O que pensa quem busca tratamento para depressão?
Se a depressão é marcada por certos pensamentos e sentimentos ele espera que o tratamento altere esses pensamentos ou sentimentos? Ele pergunta se algumas atitudes que vinha tomando contribuíram para colocá-lo nesse estado?
Tratar a depressão com medicamentos e atribuir apenas a um “desequilíbrio químico” o responsável por seu estado se tornaram tão comuns que essas perguntas deixaram de ser formuladas pela maioria das pessoas.
Todos conhecem ao menos uma pessoa que tomou medicamento antidepressivo e mudou de maneira evidente. Quantos conseguem contar a história de alguém que superou a depressão por ter amadurecido, percebido atitudes erradas e passado a enxergar o mundo de uma nova maneira?
Quando isso ocorre, o poder que cada indivíduo teria de mudar a própria vida é reduzido. Se não mais questionam as próprias escolhas, crenças, valores e hábitos, resta questionar qual novo medicamento irá trazer alívio ao seu sofrimento. Nesse ritmo, a ciência evolui e o indivíduo encolhe. Se o indivíduo não se questiona e não aprende algo, pode-se chegar a um ponto em que qualquer medicação não fará mais efeito. Medicamentos podem ser essenciais em casos mais severos de depressão, mas se não for dada atenção ao que a pessoa pensa, mesmo o medicamento mais potente irá trazer melhora apenas temporária.
Não há resposta única e solução rápida que faça com que magicamente qualquer pessoa com depressão conquiste um pouco mais de força e amadurecimento, mas um ponto inicial é avaliar o que psicólogos chamam de “atitude de regulação emocional”, algo que pode ser feito, por exemplo, simplesmente respondendo a um questionário que foi desenvolvido por duas professoras da Universidade de Leiden, na Holanda, o questionário de regulação emocional conhecido pela sigla CERQ.
Responda ao CERQ e avalie se sua atitude diante de perdas ou frustrações é protetora ou promotora de episódios futuros de depressão
CERQ – Questionário deregulação emocional
No modelo de tratamento da estimulação magnética transcraniana, uma modalidade potente de tratamento biológico indicada para casos resistentes a medicamentos, há também uma oportunidade de voltar a fazer com que o indivíduo valorize o papel dos próprios pensamentos, transformando em aprendizado parte da melhora obtida por meios biológicos.
Isso exige aproveitar a sequência de 20 visitas que o paciente faz em 1 mês para educá-lo sobre a importância de questionar hábitos, visões e valores para evitar a recorrência da depressão. A simples resposta ao CERQ já funciona como uma sessão educativa.

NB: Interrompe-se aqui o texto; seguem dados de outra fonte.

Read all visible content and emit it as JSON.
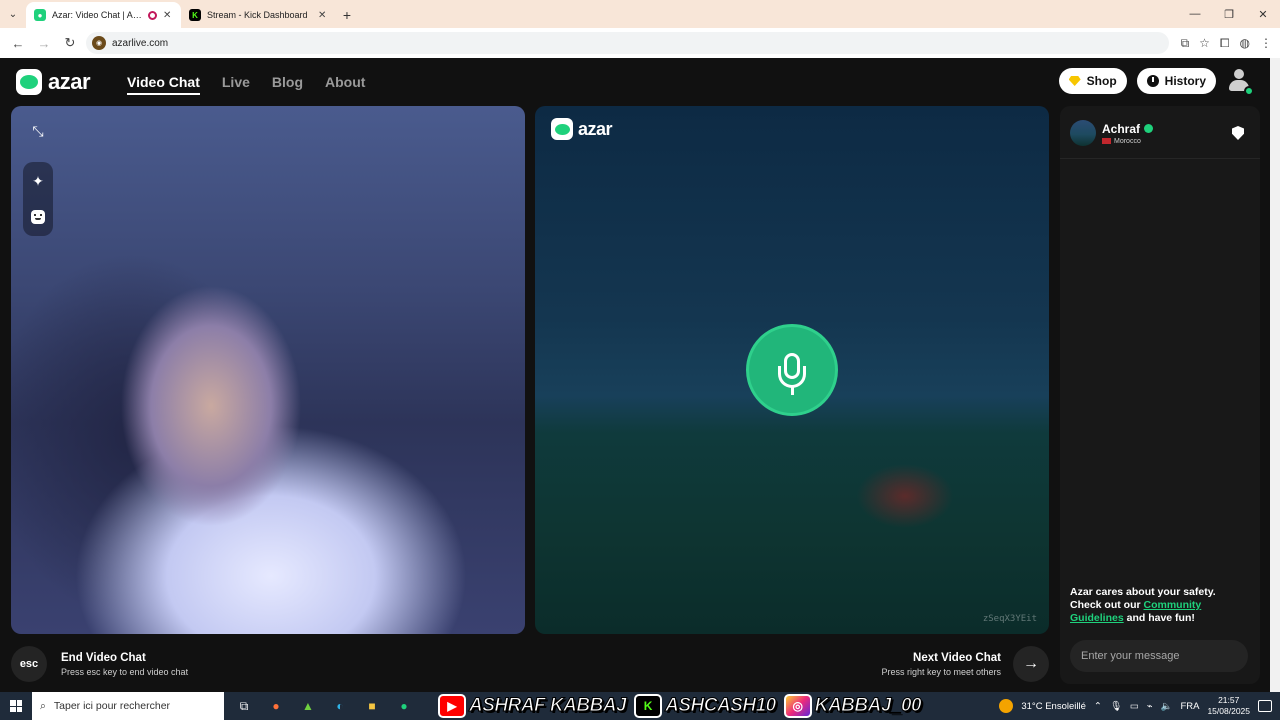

Já no modelo de tratamento com medicamentos, leva-se 1 segundo para ingerir uma cápsula que irá agir de maneira estável ao longo das 24 horas de cada dia, mas que só irá refletir na maneira como a pessoa reage a emoções após 4 a 8 semanas, pois o efeito surge apenas quando níveis de neurotransmissores persistentemente alterados induzem uma mudança de sensibilidade nas sinapses que servem como ponte para comunicar emoções à consciência.
Se o paciente não converte em aprendizado uma parte dessa melhora, a comodidade de apenas ingerir um comprimido e a mágica de sua lenta instalação podem fazer com que se valorize apenas o medicamento e se despreze o papel que algumas atitudes tiveram em levá-lo àquele estado.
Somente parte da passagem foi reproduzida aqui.